Antes que pudesse sequer protestar, Jared viu um carro logo a sua frente derrapar e rodar na pista. Ele rodou o volante com toda a velocidade e se desviou do carro, mas isso lhe fez rodar também. Jared se desesperou. Gen e o bebê estavam sem cinto. Se tombassem a vida deles estaria em risco. Com uma precisão que julgava não possuir, Jared conseguiu parar o carro, mas ele ficou na horizontal no meio da pista. Jared olhou pela janela do seu lado e viu os carros que vinham em direção contraria freando para não atingi-los, mas quando se voltou para a janela do banco do passageiro, seu coração quase parou. Um caminhão veio rápido em direção ao seu carro e acertou em cheio o lado do passageiro onde Gen e o pequeno Thomas estavam. A última coisa que Jared se lembrou de ter visto foi o rosto apavorado de Genevieve.
V
Jared sentia dores em todas as partes do seu corpo. Sua cabeça doía, mas mesmo assim, ele sabia exatamente o que havia acontecido e imaginava o desenrolar dos fatos. Quando abriu os olhos não se surpreendeu ao ver Jim ali.
– Jay, graças a Deus! – O homem disse. – Vou avisar ao médico que você acordou...
– Ainda não. – Jared disse. – Jim, me conte. O que aconteceu com Gen e com o Thomas?
– Jay, não pense nisso agora... – Jim disse tentando mudar de assunto.
– Confirme o que eu já sei, Jim. – Jared pediu. Jim ficou meio sem jeito, mas cedeu.
– O Thomas morreu na hora. A Gen se foi antes de chegar ao hospital.
Jared fechou os olhos com força e as lágrimas jorraram como uma torrente. O choro alto que estava preso em sua garganta desde que ele recuperou a consciência irrompeu alto e sofrido. Jim segurou a sua mão e ficou ao seu lado até o pranto cessar. Quando, enfim, todo o choro se esvaiu, Jared respirou fundo e pediu.

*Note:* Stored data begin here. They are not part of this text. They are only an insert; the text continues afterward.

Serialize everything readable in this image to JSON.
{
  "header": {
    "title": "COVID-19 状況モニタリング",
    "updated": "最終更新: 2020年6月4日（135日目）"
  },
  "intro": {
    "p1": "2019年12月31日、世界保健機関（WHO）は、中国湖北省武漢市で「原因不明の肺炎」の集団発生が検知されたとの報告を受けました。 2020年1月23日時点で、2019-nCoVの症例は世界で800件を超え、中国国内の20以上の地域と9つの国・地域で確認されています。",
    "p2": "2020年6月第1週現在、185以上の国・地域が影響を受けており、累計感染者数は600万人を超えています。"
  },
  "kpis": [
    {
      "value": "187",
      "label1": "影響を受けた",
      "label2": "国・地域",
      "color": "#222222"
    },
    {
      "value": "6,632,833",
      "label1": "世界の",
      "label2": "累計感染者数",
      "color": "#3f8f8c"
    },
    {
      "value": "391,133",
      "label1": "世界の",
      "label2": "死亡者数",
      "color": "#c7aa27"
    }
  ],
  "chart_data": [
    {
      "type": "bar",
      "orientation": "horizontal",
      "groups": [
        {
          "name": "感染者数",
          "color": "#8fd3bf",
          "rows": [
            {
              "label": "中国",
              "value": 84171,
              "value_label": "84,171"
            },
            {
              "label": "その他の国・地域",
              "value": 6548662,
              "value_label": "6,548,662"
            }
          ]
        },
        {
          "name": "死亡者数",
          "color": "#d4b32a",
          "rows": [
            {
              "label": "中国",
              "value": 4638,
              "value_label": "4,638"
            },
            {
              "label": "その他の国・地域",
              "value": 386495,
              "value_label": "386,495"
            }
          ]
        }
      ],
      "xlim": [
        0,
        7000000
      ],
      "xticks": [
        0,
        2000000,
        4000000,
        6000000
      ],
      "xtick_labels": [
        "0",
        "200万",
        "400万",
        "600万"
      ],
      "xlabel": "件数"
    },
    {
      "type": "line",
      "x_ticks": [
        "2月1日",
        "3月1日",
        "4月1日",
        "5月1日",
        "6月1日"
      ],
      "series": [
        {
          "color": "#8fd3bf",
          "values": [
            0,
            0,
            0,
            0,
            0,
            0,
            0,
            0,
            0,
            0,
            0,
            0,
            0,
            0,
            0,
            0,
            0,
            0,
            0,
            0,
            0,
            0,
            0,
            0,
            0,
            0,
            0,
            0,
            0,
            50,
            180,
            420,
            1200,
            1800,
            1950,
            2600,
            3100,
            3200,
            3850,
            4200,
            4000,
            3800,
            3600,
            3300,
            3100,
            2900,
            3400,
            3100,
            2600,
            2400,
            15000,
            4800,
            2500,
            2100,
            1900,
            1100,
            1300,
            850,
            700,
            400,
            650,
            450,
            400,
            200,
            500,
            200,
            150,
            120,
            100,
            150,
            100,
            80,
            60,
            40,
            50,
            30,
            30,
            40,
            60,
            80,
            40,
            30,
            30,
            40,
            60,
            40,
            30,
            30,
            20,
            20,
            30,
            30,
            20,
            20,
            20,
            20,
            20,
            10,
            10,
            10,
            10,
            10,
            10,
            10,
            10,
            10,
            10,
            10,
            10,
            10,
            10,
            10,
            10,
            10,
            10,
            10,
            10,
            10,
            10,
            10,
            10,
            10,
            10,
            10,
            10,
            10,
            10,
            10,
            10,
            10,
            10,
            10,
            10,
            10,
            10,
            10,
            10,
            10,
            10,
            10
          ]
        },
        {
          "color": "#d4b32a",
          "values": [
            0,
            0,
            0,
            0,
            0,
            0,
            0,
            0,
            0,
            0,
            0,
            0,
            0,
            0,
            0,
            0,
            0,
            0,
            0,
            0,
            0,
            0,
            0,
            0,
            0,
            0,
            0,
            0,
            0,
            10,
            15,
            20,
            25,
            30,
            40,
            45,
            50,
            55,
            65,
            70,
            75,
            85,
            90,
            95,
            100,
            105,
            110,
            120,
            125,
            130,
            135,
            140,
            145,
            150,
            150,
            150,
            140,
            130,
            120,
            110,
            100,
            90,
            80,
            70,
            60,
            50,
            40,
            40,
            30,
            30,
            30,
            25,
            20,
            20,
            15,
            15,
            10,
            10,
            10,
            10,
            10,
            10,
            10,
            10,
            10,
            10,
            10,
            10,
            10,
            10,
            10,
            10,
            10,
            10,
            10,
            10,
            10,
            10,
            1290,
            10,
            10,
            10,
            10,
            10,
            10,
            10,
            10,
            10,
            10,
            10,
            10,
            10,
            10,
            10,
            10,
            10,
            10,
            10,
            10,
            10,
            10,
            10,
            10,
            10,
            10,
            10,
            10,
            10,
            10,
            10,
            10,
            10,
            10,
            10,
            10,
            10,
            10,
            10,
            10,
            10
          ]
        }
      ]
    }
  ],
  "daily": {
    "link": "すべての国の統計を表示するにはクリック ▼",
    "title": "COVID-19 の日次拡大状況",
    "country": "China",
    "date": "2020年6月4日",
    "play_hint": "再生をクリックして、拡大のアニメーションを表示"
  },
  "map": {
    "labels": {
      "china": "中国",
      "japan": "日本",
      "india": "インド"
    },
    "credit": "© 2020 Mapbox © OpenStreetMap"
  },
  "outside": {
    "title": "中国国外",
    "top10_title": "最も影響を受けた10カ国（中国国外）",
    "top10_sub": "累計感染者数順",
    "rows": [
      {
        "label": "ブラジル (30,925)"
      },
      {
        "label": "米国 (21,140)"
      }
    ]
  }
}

– Faça um favor para mim, Jim.
– Qualquer coisa, rapaz.
– Ligue para Dannel Harris, amiga da Gen, e avise que eu aceito o emprego com o amigo dela. Jared disse quase sem emoção.
O destino havia mostrado que tinha poder suficiente e vontade o bastante para não deixá-lo fugir. Se ele tinha que ir a Santa Fé, conhecer "o homem", se envolver com ele e vê-lo morrer, então Jared o faria. Ele iria até o fim, até seu último sonho e depois morreria. Não queria mais viver.
VI
Três semanas depois.
Dann dirigia. O tempo todo ela olhava para ele como se esperasse que o viúvo da amiga fosse surtar a qualquer momento. Mesmo achando a atitude dela desnecessária, Jared não a repreendeu nem nada. Dann não precisava fazer o que estava fazendo. Quando lhe ofereceu um emprego o fizera pela amiga que agora estava morta. No momento, Dann não tinha nenhuma obrigação de continuar ajudando-o a conseguir um emprego que ele já havia recusado umas três vezes.
– Você vai gostar de lá, Jay. – Ela disse com um sorriso. – A Emerald's Farm é muito maior e mais produtiva que a fazenda do Beaver. Por isso que o salário oferecido é muito maior.
– Certo. – Jared tentou sorrir para ela.
– Chegamos. – Ela anunciou.
Os dois passaram pela porteira da fazenda e percorreram vários hectares de terra antes de chegarem à sede. Jared olhou de boca aberta a casa grande. A sede da fazenda de Beaver era enorme, mas a sede de Emerald era um colosso. A casa tinha três andares, cerca de vinte cômodos por andar e era construída em estilo colonial. Assim que Dann estacionou em frente à casa, Jared tirou o cinto e desceu. Estava olhando para a casa de fazenda mais fantástica que vira na vida quando viu um homem sair de lá. Ele era loiro, tinha os olhos verdes como esmeraldas e lábios carnudos e convidativos. Sua pele clara e seus cílios longos como os de garotas davam-lhe a aparência de alguém frágil, mas ele possuía a compleição de um verdadeiro cowboy. Quando seus olhos se encontraram, Jared teve certeza: aquele era "o homem".